Tuesday, March 8, 2016

Parenting Strategies for All Ages

Parenting Strategies for All Ages 


1. Monitor and pace the amount of stimulation and stress your child is exposed to on a daily basis—both positive and negative.

2. Pay close attention to the manner in which you separate from your child and reunite with your child.  Your physical presence and absence matters a lot.

3. If you need to be away from your child for a period of time (i.e. a business trip), prepare your child well, and contact your child frequently while you are gone. Provide repeated reassurances that you are thinking of them, miss them, and that you are looking forward to seeing them when you return.

4. Your presence (or attunement) to your child with an undistracted, open, and curious mind has a powerful impact on behavior.  Be mindful of your demeanor, tone of voice, and eye contact. 

5. Provide many opportunities to have pleasurable interactions with your child during which you convey how delighted you are in them, and how thrilled you are that they are in your life. This builds the trust bank.

6. Give them at least 10 minutes of undistracted attention every morning, 20 minutes after school, and 10 minutes before bed.

7. Convey empathy, validation, mirroring, and matching emotions as much as possible.

8. Through your presence, validation, and engagement your child will spontaneously open up to you.  Encourage their sharing what is going on in their mind.  Direct questions tend to shut them down.  As much as possible, enter your child’s world.

9. When your child is doing something that is upsetting you, first step is to breathe, pause, and calm yourself down.  Second step is to calm your child down if she is upset.  Third step is to provide correction in a manner in which you maintain relationship connection.  Do not try to teach or correct until you are both calm, even if it means leaving the issue alone for a while.

10. When your child is upset or expressing unhappiness about something, invite her to say more.  The experience of emotional expression combined with feeling understood, in and of itself, is soothing to a child, can calm their stress, and enable them to be compliant.

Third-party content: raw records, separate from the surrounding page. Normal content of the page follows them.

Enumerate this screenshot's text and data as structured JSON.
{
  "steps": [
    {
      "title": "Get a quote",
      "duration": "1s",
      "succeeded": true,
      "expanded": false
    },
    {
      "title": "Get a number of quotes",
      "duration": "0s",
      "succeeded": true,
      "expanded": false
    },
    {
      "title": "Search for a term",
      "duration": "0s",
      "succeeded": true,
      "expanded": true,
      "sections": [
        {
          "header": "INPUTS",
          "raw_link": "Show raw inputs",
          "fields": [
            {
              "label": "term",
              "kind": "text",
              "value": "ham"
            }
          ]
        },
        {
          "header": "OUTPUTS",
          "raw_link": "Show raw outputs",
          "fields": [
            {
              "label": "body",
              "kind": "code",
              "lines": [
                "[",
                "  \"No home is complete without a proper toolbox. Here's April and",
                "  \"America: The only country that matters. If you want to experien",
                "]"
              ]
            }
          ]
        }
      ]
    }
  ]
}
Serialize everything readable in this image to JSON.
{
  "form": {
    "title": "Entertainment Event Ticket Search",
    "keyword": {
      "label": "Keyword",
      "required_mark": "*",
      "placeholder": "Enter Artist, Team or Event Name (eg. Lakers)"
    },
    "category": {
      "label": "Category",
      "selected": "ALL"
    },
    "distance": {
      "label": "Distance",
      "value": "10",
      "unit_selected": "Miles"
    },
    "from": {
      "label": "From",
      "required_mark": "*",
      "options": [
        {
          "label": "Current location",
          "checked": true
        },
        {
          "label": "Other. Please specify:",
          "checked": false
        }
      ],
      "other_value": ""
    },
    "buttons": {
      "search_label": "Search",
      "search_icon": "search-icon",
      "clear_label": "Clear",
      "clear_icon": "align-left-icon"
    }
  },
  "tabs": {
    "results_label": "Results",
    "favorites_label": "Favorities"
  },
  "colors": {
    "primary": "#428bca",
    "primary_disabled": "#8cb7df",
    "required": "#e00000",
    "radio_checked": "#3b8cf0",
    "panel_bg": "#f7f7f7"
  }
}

11. When encountering negative behavior, seek to understand before trying to change.

12. Think of process and relationship being more important in parenting, than outcome or results.

13. Remember that the strongest motivating factor for a child is your approval or disapproval.  For a young child, it can feel like a life and death matter.

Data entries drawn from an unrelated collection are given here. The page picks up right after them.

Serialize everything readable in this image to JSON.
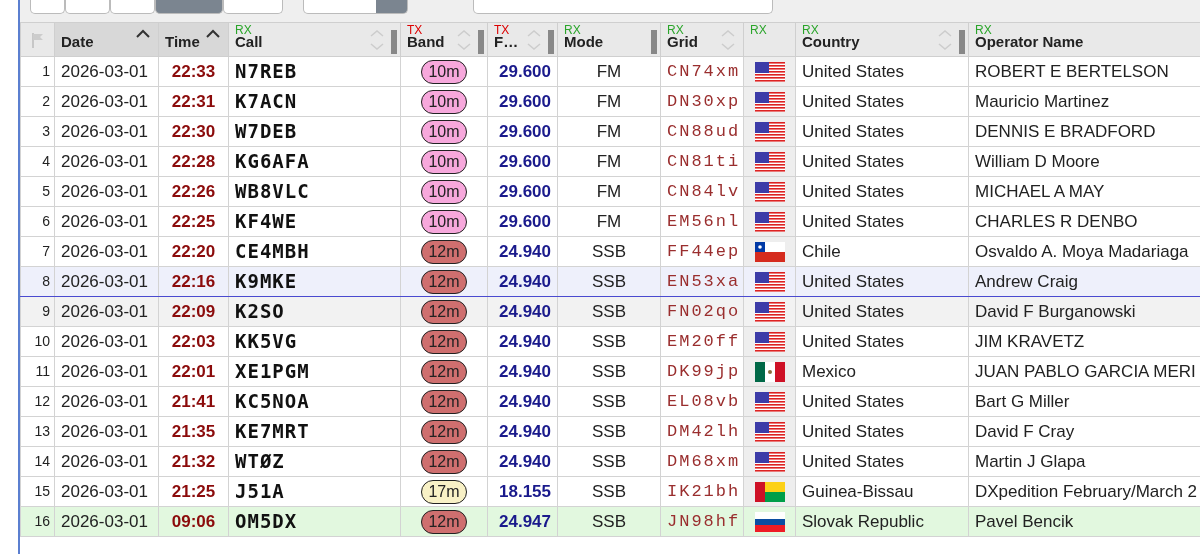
{
  "toolbar": [
    {
      "selected": false
    },
    {
      "selected": false
    },
    {
      "selected": false
    },
    {
      "selected": true
    },
    {
      "selected": false
    }
  ],
  "columns": [
    {
      "kind": "flag"
    },
    {
      "kind": "text",
      "label": "Date",
      "sorted": true,
      "sortable": true
    },
    {
      "kind": "text",
      "label": "Time",
      "sorted": true,
      "sortable": true
    },
    {
      "kind": "text",
      "label": "Call",
      "tag": "RX",
      "sorted": false,
      "sortable": true,
      "handle": true
    },
    {
      "kind": "text",
      "label": "Band",
      "tag": "TX",
      "sorted": false,
      "sortable": true,
      "handle": true
    },
    {
      "kind": "text",
      "label": "F…",
      "tag": "TX",
      "sorted": false,
      "sortable": true,
      "handle": true
    },
    {
      "kind": "text",
      "label": "Mode",
      "tag": "RX",
      "handle": true
    },
    {
      "kind": "text",
      "label": "Grid",
      "tag": "RX",
      "sorted": false,
      "sortable": true
    },
    {
      "kind": "text",
      "tag": "RX"
    },
    {
      "kind": "text",
      "label": "Country",
      "tag": "RX",
      "sorted": false,
      "sortable": true,
      "handle": true
    },
    {
      "kind": "text",
      "label": "Operator Name",
      "tag": "RX"
    }
  ],
  "rows": [
    {
      "num": "1",
      "date": "2026-03-01",
      "time": "22:33",
      "call": "N7REB",
      "band": {
        "label": "10m",
        "color": "#f7a8dc"
      },
      "freq": "29.600",
      "mode": "FM",
      "grid": "CN74xm",
      "flag": {
        "kind": "us"
      },
      "country": "United States",
      "operator": "ROBERT E BERTELSON",
      "selected": false
    },
    {
      "num": "2",
      "date": "2026-03-01",
      "time": "22:31",
      "call": "K7ACN",
      "band": {
        "label": "10m",
        "color": "#f7a8dc"
      },
      "freq": "29.600",
      "mode": "FM",
      "grid": "DN30xp",
      "flag": {
        "kind": "us"
      },
      "country": "United States",
      "operator": "Mauricio Martinez",
      "selected": false
    },
    {
      "num": "3",
      "date": "2026-03-01",
      "time": "22:30",
      "call": "W7DEB",
      "band": {
        "label": "10m",
        "color": "#f7a8dc"
      },
      "freq": "29.600",
      "mode": "FM",
      "grid": "CN88ud",
      "flag": {
        "kind": "us"
      },
      "country": "United States",
      "operator": "DENNIS E BRADFORD",
      "selected": false
    },
    {
      "num": "4",
      "date": "2026-03-01",
      "time": "22:28",
      "call": "KG6AFA",
      "band": {
        "label": "10m",
        "color": "#f7a8dc"
      },
      "freq": "29.600",
      "mode": "FM",
      "grid": "CN81ti",
      "flag": {
        "kind": "us"
      },
      "country": "United States",
      "operator": "William D Moore",
      "selected": false
    },
    {
      "num": "5",
      "date": "2026-03-01",
      "time": "22:26",
      "call": "WB8VLC",
      "band": {
        "label": "10m",
        "color": "#f7a8dc"
      },
      "freq": "29.600",
      "mode": "FM",
      "grid": "CN84lv",
      "flag": {
        "kind": "us"
      },
      "country": "United States",
      "operator": "MICHAEL A MAY",
      "selected": false
    },
    {
      "num": "6",
      "date": "2026-03-01",
      "time": "22:25",
      "call": "KF4WE",
      "band": {
        "label": "10m",
        "color": "#f7a8dc"
      },
      "freq": "29.600",
      "mode": "FM",
      "grid": "EM56nl",
      "flag": {
        "kind": "us"
      },
      "country": "United States",
      "operator": "CHARLES R DENBO",
      "selected": false
    },
    {
      "num": "7",
      "date": "2026-03-01",
      "time": "22:20",
      "call": "CE4MBH",
      "band": {
        "label": "12m",
        "color": "#cf6f6f"
      },
      "freq": "24.940",
      "mode": "SSB",
      "grid": "FF44ep",
      "flag": {
        "kind": "cl"
      },
      "country": "Chile",
      "operator": "Osvaldo A. Moya Madariaga",
      "selected": false
    },
    {
      "num": "8",
      "date": "2026-03-01",
      "time": "22:16",
      "call": "K9MKE",
      "band": {
        "label": "12m",
        "color": "#cf6f6f"
      },
      "freq": "24.940",
      "mode": "SSB",
      "grid": "EN53xa",
      "flag": {
        "kind": "us"
      },
      "country": "United States",
      "operator": "Andrew Craig",
      "selected": true
    },
    {
      "num": "9",
      "date": "2026-03-01",
      "time": "22:09",
      "call": "K2SO",
      "band": {
        "label": "12m",
        "color": "#cf6f6f"
      },
      "freq": "24.940",
      "mode": "SSB",
      "grid": "FN02qo",
      "flag": {
        "kind": "us"
      },
      "country": "United States",
      "operator": "David F Burganowski",
      "selected": false,
      "color": "#f2f2f2"
    },
    {
      "num": "10",
      "date": "2026-03-01",
      "time": "22:03",
      "call": "KK5VG",
      "band": {
        "label": "12m",
        "color": "#cf6f6f"
      },
      "freq": "24.940",
      "mode": "SSB",
      "grid": "EM20ff",
      "flag": {
        "kind": "us"
      },
      "country": "United States",
      "operator": "JIM KRAVETZ",
      "selected": false
    },
    {
      "num": "11",
      "date": "2026-03-01",
      "time": "22:01",
      "call": "XE1PGM",
      "band": {
        "label": "12m",
        "color": "#cf6f6f"
      },
      "freq": "24.940",
      "mode": "SSB",
      "grid": "DK99jp",
      "flag": {
        "kind": "mx"
      },
      "country": "Mexico",
      "operator": "JUAN PABLO GARCIA MERI",
      "selected": false
    },
    {
      "num": "12",
      "date": "2026-03-01",
      "time": "21:41",
      "call": "KC5NOA",
      "band": {
        "label": "12m",
        "color": "#cf6f6f"
      },
      "freq": "24.940",
      "mode": "SSB",
      "grid": "EL08vb",
      "flag": {
        "kind": "us"
      },
      "country": "United States",
      "operator": "Bart G Miller",
      "selected": false
    },
    {
      "num": "13",
      "date": "2026-03-01",
      "time": "21:35",
      "call": "KE7MRT",
      "band": {
        "label": "12m",
        "color": "#cf6f6f"
      },
      "freq": "24.940",
      "mode": "SSB",
      "grid": "DM42lh",
      "flag": {
        "kind": "us"
      },
      "country": "United States",
      "operator": "David F Cray",
      "selected": false
    },
    {
      "num": "14",
      "date": "2026-03-01",
      "time": "21:32",
      "call": "WTØZ",
      "band": {
        "label": "12m",
        "color": "#cf6f6f"
      },
      "freq": "24.940",
      "mode": "SSB",
      "grid": "DM68xm",
      "flag": {
        "kind": "us"
      },
      "country": "United States",
      "operator": "Martin J Glapa",
      "selected": false
    },
    {
      "num": "15",
      "date": "2026-03-01",
      "time": "21:25",
      "call": "J51A",
      "band": {
        "label": "17m",
        "color": "#f8f1c6"
      },
      "freq": "18.155",
      "mode": "SSB",
      "grid": "IK21bh",
      "flag": {
        "kind": "gw"
      },
      "country": "Guinea-Bissau",
      "operator": "DXpedition February/March 2",
      "selected": false
    },
    {
      "num": "16",
      "date": "2026-03-01",
      "time": "09:06",
      "call": "OM5DX",
      "band": {
        "label": "12m",
        "color": "#cf6f6f"
      },
      "freq": "24.947",
      "mode": "SSB",
      "grid": "JN98hf",
      "flag": {
        "kind": "sk"
      },
      "country": "Slovak Republic",
      "operator": "Pavel Bencik",
      "selected": false,
      "color": "#e2f8df"
    }
  ]
}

14. Practice mindful parenting and attunement. This is almost like being in your child’s mind.

15. Prepare your child for any changes, including changes in routine.

16. Engage in self-care activities.  This will help you stay calm and attuned to your child.

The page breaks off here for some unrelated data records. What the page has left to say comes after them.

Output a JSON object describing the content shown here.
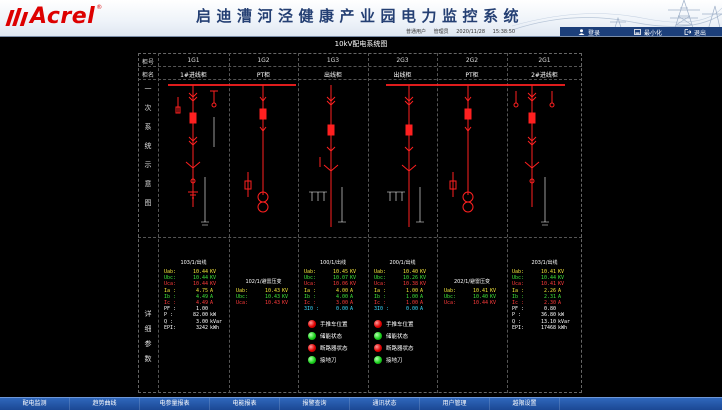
{
  "header": {
    "brand": "Acrel",
    "registered": "®",
    "title": "启迪漕河泾健康产业园电力监控系统",
    "user_role": "普通用户",
    "user_name": "管理员",
    "date": "2020/11/28",
    "time": "15:38:50",
    "login_label": "登录",
    "minimize_label": "最小化",
    "exit_label": "退出"
  },
  "diagram": {
    "title": "10kV配电系统图",
    "row_labels": {
      "cabinet_no": "柜号",
      "cabinet_name": "柜名"
    },
    "section_primary": [
      "一",
      "次",
      "系",
      "统",
      "示",
      "意",
      "图"
    ],
    "section_detail": [
      "详",
      "细",
      "参",
      "数"
    ],
    "cabinets": [
      {
        "no": "1G1",
        "name": "1#进线柜"
      },
      {
        "no": "1G2",
        "name": "PT柜"
      },
      {
        "no": "1G3",
        "name": "出线柜"
      },
      {
        "no": "2G3",
        "name": "出线柜"
      },
      {
        "no": "2G2",
        "name": "PT柜"
      },
      {
        "no": "2G1",
        "name": "2#进线柜"
      }
    ]
  },
  "panels": {
    "p1": {
      "title": "103/1/出线",
      "rows": [
        {
          "k": "Uab:",
          "v": "10.44",
          "u": "KV",
          "color": "y"
        },
        {
          "k": "Ubc:",
          "v": "10.44",
          "u": "KV",
          "color": "g"
        },
        {
          "k": "Uca:",
          "v": "10.44",
          "u": "KV",
          "color": "r"
        },
        {
          "k": "Ia :",
          "v": "4.75",
          "u": "A",
          "color": "y"
        },
        {
          "k": "Ib :",
          "v": "4.49",
          "u": "A",
          "color": "g"
        },
        {
          "k": "Ic :",
          "v": "4.49",
          "u": "A",
          "color": "r"
        },
        {
          "k": "PF :",
          "v": "1.00",
          "u": "",
          "color": "w"
        },
        {
          "k": "P  :",
          "v": "82.00",
          "u": "kW",
          "color": "w"
        },
        {
          "k": "Q  :",
          "v": "3.00",
          "u": "kVar",
          "color": "w"
        },
        {
          "k": "EPI:",
          "v": "3242",
          "u": "kWh",
          "color": "w"
        }
      ]
    },
    "p2": {
      "title": "102/1/避雷压变",
      "rows": [
        {
          "k": "Uab:",
          "v": "10.43",
          "u": "KV",
          "color": "y"
        },
        {
          "k": "Ubc:",
          "v": "10.43",
          "u": "KV",
          "color": "g"
        },
        {
          "k": "Uca:",
          "v": "10.43",
          "u": "KV",
          "color": "r"
        }
      ]
    },
    "p3": {
      "title": "100/1/出线",
      "rows": [
        {
          "k": "Uab:",
          "v": "10.45",
          "u": "KV",
          "color": "y"
        },
        {
          "k": "Ubc:",
          "v": "10.07",
          "u": "KV",
          "color": "g"
        },
        {
          "k": "Uca:",
          "v": "10.06",
          "u": "KV",
          "color": "r"
        },
        {
          "k": "Ia :",
          "v": "4.00",
          "u": "A",
          "color": "y"
        },
        {
          "k": "Ib :",
          "v": "4.00",
          "u": "A",
          "color": "g"
        },
        {
          "k": "Ic :",
          "v": "3.00",
          "u": "A",
          "color": "r"
        },
        {
          "k": "3I0 :",
          "v": "0.00",
          "u": "A",
          "color": "c"
        }
      ],
      "status": [
        {
          "label": "手推车位置",
          "state": "red"
        },
        {
          "label": "储能状态",
          "state": "green"
        },
        {
          "label": "断路器状态",
          "state": "red"
        },
        {
          "label": "接地刀",
          "state": "green"
        }
      ]
    },
    "p4": {
      "title": "200/1/出线",
      "rows": [
        {
          "k": "Uab:",
          "v": "10.40",
          "u": "KV",
          "color": "y"
        },
        {
          "k": "Ubc:",
          "v": "10.26",
          "u": "KV",
          "color": "g"
        },
        {
          "k": "Uca:",
          "v": "10.38",
          "u": "KV",
          "color": "r"
        },
        {
          "k": "Ia :",
          "v": "1.00",
          "u": "A",
          "color": "y"
        },
        {
          "k": "Ib :",
          "v": "1.00",
          "u": "A",
          "color": "g"
        },
        {
          "k": "Ic :",
          "v": "1.00",
          "u": "A",
          "color": "r"
        },
        {
          "k": "3I0 :",
          "v": "0.00",
          "u": "A",
          "color": "c"
        }
      ],
      "status": [
        {
          "label": "手推车位置",
          "state": "red"
        },
        {
          "label": "储能状态",
          "state": "green"
        },
        {
          "label": "断路器状态",
          "state": "red"
        },
        {
          "label": "接地刀",
          "state": "green"
        }
      ]
    },
    "p5": {
      "title": "202/1/避雷压变",
      "rows": [
        {
          "k": "Uab:",
          "v": "10.41",
          "u": "KV",
          "color": "y"
        },
        {
          "k": "Ubc:",
          "v": "10.40",
          "u": "KV",
          "color": "g"
        },
        {
          "k": "Uca:",
          "v": "10.44",
          "u": "KV",
          "color": "r"
        }
      ]
    },
    "p6": {
      "title": "203/1/出线",
      "rows": [
        {
          "k": "Uab:",
          "v": "10.41",
          "u": "KV",
          "color": "y"
        },
        {
          "k": "Ubc:",
          "v": "10.44",
          "u": "KV",
          "color": "g"
        },
        {
          "k": "Uca:",
          "v": "10.41",
          "u": "KV",
          "color": "r"
        },
        {
          "k": "Ia :",
          "v": "2.26",
          "u": "A",
          "color": "y"
        },
        {
          "k": "Ib :",
          "v": "2.31",
          "u": "A",
          "color": "g"
        },
        {
          "k": "Ic :",
          "v": "2.30",
          "u": "A",
          "color": "r"
        },
        {
          "k": "PF :",
          "v": "0.80",
          "u": "",
          "color": "w"
        },
        {
          "k": "P  :",
          "v": "36.80",
          "u": "kW",
          "color": "w"
        },
        {
          "k": "Q  :",
          "v": "13.10",
          "u": "kVar",
          "color": "w"
        },
        {
          "k": "EPI:",
          "v": "17468",
          "u": "kWh",
          "color": "w"
        }
      ]
    }
  },
  "nav": {
    "items": [
      "配电监测",
      "趋势曲线",
      "电参量报表",
      "电能报表",
      "报警查询",
      "通讯状态",
      "用户管理",
      "越限设置"
    ]
  },
  "colors": {
    "line_red": "#ff2020",
    "header_text": "#243f73",
    "nav_bg": "#2f67bc"
  }
}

17. Parent to the age presented, not chronological age.  This will vary from time to time.  Most children with a history of stress or trauma are not their chronological age.  Respecting the presented age will help them move up the developmental ladder.

18. Meeting presented dependency needs will help your child grow to be independent.

19. Young children cannot tolerate long states of distress or shame.

20. Practice self-reflection.  Consider your attachment patterns.

21. Practice self-regulation through deep breathing and somatic mindfulness.